METALLOTHIONEIN IN THE LUNG--THE ROLE AS AN ANTIOXIDANT

肺中的金属硫蛋白——作为抗氧化剂的作用

• 批准号: 5211960
• 负责人: SUMIO YANO
• 金额: --
• 依托单位国家: 美国
• 资助国家: 美国
• 起止时间: 至
• 项目状态: 未结题
• 来源: https://reporter.nih.gov/project-details/5211960
• 关键词: RNA biosynthesis; animal mortality; antioxidants; cell type; cytotoxicity; free radical scavengers; hydroxyl radical; interferon inducers; isozymes; laboratory rabbit; laboratory rat; lipid peroxides; lung; metallothionein; oxygen tension; radioimmunoassay; tissue /cell culture

This project proposes to evaluate the roles of lung metallothioneins (MTs) as free radical scavengers and lipid peroxidation inhibitors. We have obtained preliminary data that multiple interferon inducers not only suppress pulmonary hyperoxic lipid peroxidation but also protect rats from hyperoxia. We propose that this protection is associated with increased MTs in lung since MTs content increase with interferon inducers in various organs and probably in lung, too. Although other antioxidants might also increase with these agents, we did not observe a common increase of pulmonary superoxide dismutase (SOD) activities and the increased catalase activities were not expected with these agents examined. The preliminary results also showed that MTs are relatively strong inhibitors of lipid peroxidation as well as being potent hydroxyl radical scavengers. Our first approach will be to correlate the lung damages and hyperoxic (greater than 95% O2) mortality with the quantity of lung MTs which we will attempt to modulate by various agents such as interferon inducers and metals. Secondly, we will estimate the biological activities of MTs such as SOD-like activity, hydroxyl radical activity and lipid peroxidation inhibition activity, after determining the content of each isoform of MT, identifying metal species and quantifying the metal content associated with each isoform. Our third approach is to isolate various cell types from rat lung and determine their MTs contents and susceptibility to hyperoxia after modulating MTs contents. The mechanism by which MTs increase with agents also will be attempted to elucidate by determining the turnover rate of MTs and by measuring the rate of MT mRNA synthesis. We anticipate that the results after performing these approaches give us the solid basis to conclude the role of MTs as a significant antioxidant in lung to protect at least against hyperoxic damage.

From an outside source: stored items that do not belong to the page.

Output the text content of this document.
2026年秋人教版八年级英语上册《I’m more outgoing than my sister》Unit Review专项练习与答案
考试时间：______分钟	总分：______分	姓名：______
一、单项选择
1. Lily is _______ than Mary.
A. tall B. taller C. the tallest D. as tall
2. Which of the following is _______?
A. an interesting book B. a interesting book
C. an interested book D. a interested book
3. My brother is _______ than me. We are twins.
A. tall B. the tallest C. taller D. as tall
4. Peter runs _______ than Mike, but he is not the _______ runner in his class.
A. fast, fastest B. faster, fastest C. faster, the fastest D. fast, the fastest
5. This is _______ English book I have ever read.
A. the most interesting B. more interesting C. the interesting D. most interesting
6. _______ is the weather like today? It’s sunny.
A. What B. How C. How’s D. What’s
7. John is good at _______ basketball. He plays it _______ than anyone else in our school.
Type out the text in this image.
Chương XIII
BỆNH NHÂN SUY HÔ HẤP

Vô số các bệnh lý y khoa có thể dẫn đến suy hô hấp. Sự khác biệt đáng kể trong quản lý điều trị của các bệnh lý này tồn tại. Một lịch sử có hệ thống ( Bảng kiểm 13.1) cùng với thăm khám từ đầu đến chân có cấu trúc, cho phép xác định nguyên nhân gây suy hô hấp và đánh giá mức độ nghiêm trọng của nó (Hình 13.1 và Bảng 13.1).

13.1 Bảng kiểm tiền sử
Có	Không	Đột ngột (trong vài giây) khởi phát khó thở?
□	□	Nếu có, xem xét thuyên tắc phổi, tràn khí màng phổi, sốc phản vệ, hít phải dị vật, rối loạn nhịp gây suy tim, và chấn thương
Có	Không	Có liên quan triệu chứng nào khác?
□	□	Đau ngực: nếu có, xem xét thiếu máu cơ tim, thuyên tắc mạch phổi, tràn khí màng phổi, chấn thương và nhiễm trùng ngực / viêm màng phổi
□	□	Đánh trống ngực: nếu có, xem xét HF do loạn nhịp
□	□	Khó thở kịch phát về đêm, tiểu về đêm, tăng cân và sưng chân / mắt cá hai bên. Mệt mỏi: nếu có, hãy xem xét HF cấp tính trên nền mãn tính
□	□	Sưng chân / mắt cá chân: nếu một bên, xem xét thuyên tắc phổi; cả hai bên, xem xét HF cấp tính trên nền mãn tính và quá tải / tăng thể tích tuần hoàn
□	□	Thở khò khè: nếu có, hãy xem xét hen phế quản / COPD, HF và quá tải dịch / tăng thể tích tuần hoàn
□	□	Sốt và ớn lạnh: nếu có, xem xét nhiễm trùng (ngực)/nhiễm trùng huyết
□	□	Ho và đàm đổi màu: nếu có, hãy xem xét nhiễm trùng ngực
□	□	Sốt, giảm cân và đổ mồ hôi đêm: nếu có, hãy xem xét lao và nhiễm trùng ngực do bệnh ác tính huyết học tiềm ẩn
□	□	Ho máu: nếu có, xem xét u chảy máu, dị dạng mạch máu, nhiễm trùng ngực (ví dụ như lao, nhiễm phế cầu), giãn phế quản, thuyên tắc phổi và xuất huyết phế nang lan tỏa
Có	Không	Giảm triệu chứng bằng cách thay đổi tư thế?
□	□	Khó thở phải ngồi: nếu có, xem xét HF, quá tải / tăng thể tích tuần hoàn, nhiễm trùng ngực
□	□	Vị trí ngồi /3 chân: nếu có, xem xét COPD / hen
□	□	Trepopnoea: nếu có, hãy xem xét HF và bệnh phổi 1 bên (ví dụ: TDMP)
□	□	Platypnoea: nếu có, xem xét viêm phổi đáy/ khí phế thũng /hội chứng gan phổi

该项目旨在评估肺金属硫蛋白的作用 （MT）作为自由基清除剂和脂质过氧化抑制剂。 我们已经获得初步数据，多种干扰素诱导剂不会 不仅抑制肺部高氧脂质过氧化作用，而且还具有保护作用 大鼠因高氧。 我们建议这种保护与 由于干扰素诱导剂导致 MT 含量增加，因此肺部 MT 增加 在各种器官中，也可能在肺中。 虽然其他抗氧化剂 这些药物也可能会增加，但我们没有观察到常见的 肺超氧化物歧化酶（SOD）活性增加 这些药物不会增加过氧化氢酶活性 检查了。 初步结果还表明，MT 相对 脂质过氧化的强抑制剂以及有效的羟基 激进的清道夫。 我们的第一个方法是将肺损伤和高氧相关联 （大于 95% O2）死亡率与肺 MT 数量的关系 将尝试通过干扰素诱导剂等各种药物进行调节 和金属。 其次，我们将估计 MT 的生物活性，例如 SOD 样活性、羟自由基活性和脂质过氧化 抑制活性，测定MT各亚型的含量后， 识别金属种类并量化相关金属含量 与每个亚型。 我们的第三种方法是从大鼠肺中分离出各种细胞类型 测定其 MTs 含量和对高氧的敏感性 调节 MT 内容。 MT随代理增加的机制 还将尝试通过确定周转率来阐明 MT 并通过测量 MT mRNA 合成率。 我们预计执行这些方法后的结果会给我们带来 为总结 MT 作为重要抗氧化剂的作用奠定了坚实的基础 在肺部至少可以防止高氧损伤。